Das bringt überhaupt nichts und ich spreche aus eigener Erfahrung. Habe schon beides hinter mir

von
Gaby

Vielen Dank für die netten Antworten und guten Wünsche.

Ich habe inzwischen mit meiner Ärztin gesprochen. Sie rät aus Gründen, die ich hier nicht im Einzelnen darlegen möchte, von einer stationären Reha ab. Sie wird das auch mit einem Attest der DRV gegenüber mitteilen, bzw. meinen Widerspruch mit einem ärztlichen Attest stützen.

Ich kann mir vorstellen, dass es Menschen gibt, denen eine stationäre Reha besser hilft - bei mir ist das nicht der Fall. Menschen sind eben verschieden...

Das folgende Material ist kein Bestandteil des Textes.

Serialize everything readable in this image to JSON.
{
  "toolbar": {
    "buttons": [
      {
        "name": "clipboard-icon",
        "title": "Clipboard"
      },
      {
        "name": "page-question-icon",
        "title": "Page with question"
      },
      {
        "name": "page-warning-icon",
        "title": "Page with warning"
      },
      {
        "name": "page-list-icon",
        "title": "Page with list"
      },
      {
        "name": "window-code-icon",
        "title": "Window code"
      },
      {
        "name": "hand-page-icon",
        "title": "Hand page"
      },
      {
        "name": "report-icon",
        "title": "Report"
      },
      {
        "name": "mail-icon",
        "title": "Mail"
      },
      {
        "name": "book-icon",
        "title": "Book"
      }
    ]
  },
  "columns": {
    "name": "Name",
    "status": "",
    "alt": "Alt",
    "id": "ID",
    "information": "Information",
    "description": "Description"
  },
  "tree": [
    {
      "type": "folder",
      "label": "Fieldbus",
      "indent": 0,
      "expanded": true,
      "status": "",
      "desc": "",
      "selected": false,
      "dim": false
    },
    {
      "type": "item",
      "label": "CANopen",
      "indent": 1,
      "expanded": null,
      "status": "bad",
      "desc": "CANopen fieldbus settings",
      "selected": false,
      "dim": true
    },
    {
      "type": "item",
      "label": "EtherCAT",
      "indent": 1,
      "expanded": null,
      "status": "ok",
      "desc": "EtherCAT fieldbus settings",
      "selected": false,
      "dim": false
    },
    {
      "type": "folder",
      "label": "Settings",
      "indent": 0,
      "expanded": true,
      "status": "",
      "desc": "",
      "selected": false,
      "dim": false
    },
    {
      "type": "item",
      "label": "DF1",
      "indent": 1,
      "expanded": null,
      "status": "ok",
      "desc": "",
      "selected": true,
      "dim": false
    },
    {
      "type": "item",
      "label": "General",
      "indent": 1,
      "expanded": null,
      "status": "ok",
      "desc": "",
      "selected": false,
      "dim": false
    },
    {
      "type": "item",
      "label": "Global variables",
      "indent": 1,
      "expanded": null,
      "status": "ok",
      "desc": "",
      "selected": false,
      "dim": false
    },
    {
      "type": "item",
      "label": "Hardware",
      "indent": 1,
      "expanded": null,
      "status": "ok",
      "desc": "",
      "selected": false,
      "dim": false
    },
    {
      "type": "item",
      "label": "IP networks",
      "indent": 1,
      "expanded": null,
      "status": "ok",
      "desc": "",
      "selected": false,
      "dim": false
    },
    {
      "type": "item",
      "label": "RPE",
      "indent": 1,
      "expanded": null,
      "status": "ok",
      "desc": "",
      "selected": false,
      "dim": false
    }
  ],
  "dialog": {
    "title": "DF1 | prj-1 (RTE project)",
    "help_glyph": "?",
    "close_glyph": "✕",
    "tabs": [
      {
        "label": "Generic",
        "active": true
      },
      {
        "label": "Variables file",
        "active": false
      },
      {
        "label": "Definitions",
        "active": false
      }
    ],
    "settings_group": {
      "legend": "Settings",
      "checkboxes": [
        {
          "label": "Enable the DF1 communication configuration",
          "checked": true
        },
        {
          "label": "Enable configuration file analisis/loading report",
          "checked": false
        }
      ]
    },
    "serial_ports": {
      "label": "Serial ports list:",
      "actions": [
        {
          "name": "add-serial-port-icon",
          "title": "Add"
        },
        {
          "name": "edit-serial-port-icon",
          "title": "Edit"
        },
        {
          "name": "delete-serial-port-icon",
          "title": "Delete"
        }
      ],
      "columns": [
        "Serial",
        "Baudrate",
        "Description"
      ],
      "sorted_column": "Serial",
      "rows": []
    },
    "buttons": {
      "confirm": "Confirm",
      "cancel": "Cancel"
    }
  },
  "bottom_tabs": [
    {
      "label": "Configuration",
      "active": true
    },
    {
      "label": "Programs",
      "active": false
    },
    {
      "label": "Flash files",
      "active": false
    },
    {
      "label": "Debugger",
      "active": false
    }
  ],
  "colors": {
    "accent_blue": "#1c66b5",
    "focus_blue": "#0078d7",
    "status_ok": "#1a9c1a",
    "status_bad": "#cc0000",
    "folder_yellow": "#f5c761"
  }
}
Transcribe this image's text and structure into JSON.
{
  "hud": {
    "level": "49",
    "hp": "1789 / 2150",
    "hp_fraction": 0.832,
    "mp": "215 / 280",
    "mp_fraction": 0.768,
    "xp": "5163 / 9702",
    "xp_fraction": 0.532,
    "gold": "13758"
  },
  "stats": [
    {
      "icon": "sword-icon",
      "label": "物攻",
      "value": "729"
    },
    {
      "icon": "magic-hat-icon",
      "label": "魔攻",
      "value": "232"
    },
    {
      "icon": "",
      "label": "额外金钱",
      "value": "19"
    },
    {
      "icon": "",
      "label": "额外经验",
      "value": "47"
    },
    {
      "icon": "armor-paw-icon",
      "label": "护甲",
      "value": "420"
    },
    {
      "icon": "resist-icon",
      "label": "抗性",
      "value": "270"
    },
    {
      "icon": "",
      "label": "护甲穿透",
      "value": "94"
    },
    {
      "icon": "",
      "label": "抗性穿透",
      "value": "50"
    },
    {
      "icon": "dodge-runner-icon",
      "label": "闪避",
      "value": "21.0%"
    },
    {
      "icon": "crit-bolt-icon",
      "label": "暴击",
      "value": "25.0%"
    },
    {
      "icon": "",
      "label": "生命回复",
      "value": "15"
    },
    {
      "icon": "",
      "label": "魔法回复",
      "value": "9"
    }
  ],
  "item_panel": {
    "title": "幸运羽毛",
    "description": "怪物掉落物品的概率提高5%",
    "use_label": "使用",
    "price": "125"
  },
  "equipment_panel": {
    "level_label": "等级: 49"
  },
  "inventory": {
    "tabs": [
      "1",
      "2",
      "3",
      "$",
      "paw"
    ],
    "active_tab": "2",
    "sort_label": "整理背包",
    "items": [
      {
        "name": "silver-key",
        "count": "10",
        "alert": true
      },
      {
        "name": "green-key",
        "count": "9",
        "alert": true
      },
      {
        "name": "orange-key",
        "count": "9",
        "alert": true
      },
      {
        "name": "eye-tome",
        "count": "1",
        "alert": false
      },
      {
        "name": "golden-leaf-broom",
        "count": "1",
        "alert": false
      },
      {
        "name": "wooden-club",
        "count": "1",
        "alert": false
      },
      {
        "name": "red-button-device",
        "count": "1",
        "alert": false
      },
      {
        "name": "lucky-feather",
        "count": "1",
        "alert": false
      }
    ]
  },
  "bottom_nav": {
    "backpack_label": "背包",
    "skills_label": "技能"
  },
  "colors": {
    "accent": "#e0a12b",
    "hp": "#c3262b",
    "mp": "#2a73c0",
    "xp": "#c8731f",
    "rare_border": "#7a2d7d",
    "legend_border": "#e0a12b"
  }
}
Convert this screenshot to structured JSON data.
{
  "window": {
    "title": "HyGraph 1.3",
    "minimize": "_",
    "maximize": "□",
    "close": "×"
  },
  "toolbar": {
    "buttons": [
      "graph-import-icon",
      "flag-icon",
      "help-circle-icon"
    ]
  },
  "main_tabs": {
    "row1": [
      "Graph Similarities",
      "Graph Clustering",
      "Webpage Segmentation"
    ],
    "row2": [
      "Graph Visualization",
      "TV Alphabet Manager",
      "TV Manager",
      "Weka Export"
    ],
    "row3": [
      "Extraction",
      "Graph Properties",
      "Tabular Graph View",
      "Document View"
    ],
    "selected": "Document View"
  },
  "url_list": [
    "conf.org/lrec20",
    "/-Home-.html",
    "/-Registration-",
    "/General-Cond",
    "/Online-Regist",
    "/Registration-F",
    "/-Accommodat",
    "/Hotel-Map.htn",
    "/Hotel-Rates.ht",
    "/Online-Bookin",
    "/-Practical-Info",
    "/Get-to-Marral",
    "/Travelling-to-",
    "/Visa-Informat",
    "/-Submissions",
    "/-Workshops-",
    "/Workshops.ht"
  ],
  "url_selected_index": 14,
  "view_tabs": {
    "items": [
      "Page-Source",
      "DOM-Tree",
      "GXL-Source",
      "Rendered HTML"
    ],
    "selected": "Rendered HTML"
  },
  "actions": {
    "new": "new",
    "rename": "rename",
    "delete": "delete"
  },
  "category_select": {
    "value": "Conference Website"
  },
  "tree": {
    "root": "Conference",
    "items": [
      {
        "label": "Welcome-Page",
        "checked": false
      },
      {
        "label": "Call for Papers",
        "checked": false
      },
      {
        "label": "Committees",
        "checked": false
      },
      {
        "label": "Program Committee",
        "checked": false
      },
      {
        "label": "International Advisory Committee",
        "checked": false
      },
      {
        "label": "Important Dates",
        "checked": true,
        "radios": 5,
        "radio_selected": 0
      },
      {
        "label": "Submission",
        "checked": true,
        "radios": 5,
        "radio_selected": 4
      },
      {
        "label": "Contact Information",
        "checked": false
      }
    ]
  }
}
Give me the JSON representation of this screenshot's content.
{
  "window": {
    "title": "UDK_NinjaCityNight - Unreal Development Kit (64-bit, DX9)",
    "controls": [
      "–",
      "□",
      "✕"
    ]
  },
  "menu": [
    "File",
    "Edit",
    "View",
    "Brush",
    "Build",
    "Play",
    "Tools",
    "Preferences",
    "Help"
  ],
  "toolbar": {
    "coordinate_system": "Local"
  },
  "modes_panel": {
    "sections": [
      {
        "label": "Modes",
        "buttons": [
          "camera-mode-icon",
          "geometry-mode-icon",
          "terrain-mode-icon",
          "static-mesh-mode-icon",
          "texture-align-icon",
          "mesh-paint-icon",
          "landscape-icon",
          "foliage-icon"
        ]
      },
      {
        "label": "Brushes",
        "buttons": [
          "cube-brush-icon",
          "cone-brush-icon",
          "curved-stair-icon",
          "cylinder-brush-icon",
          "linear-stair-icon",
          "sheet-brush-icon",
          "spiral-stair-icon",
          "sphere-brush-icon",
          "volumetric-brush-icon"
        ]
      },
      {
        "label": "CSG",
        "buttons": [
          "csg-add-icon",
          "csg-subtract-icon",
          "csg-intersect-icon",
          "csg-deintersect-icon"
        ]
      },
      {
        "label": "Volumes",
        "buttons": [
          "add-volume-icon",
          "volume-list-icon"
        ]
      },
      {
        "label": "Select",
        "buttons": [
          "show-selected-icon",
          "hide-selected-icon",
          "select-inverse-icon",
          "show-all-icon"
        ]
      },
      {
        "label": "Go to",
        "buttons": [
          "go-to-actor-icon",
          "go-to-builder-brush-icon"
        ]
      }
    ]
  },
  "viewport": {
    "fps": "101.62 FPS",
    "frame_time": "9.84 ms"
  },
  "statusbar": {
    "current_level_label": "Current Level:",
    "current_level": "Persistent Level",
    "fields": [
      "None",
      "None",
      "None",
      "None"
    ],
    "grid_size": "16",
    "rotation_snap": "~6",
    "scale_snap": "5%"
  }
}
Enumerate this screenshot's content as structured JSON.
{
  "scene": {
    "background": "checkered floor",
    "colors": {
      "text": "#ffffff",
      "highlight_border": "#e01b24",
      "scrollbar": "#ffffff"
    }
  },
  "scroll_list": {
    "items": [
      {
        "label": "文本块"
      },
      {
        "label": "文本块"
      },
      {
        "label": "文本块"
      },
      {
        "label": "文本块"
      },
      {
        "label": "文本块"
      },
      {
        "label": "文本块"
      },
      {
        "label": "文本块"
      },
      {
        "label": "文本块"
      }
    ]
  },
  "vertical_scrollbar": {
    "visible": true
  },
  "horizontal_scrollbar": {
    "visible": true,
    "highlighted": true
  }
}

Trotzdem nochmal Danke für die Infos und unterschiedlichen Meinungen.

Experten-Antwort

Hallo Gaby,

offenbar hat der Rentenversicherungsträger anhand der vorgelegten ärztlichen Unterlagen festgestellt, dass die von Ihnen angegebene Klinik nicht zur Ihren gesundheitlichen Einschränkungen passt. Sie sollten daher im Widerspruchsverfahren eine ärztliche Begründung bringen, weshalb die Wunschklinik tatsächlich für sie geeignet ist und auch für diese Diagnosen eine Zulassung hat. Konkrete Auskünfte kann ihnen aber letztlich nur ihr zuständiger Rentenversicherungsträger geben, da dort die vollständigen Unterlagen vorliegen.

von
Gaby

LiebeR ExpertIn,

vielen Dank für die Antwort. Ich hatte sogar vor Antragstellung telefonischen Kontakt mit der Klinik und soweit abgeklärt, dass es aufgrund meiner Diagnosen passen würde. Ich habe inzwischen auch mit meiner Ärztin gesprochen und sie wird eine medizinische Begründung verfassen.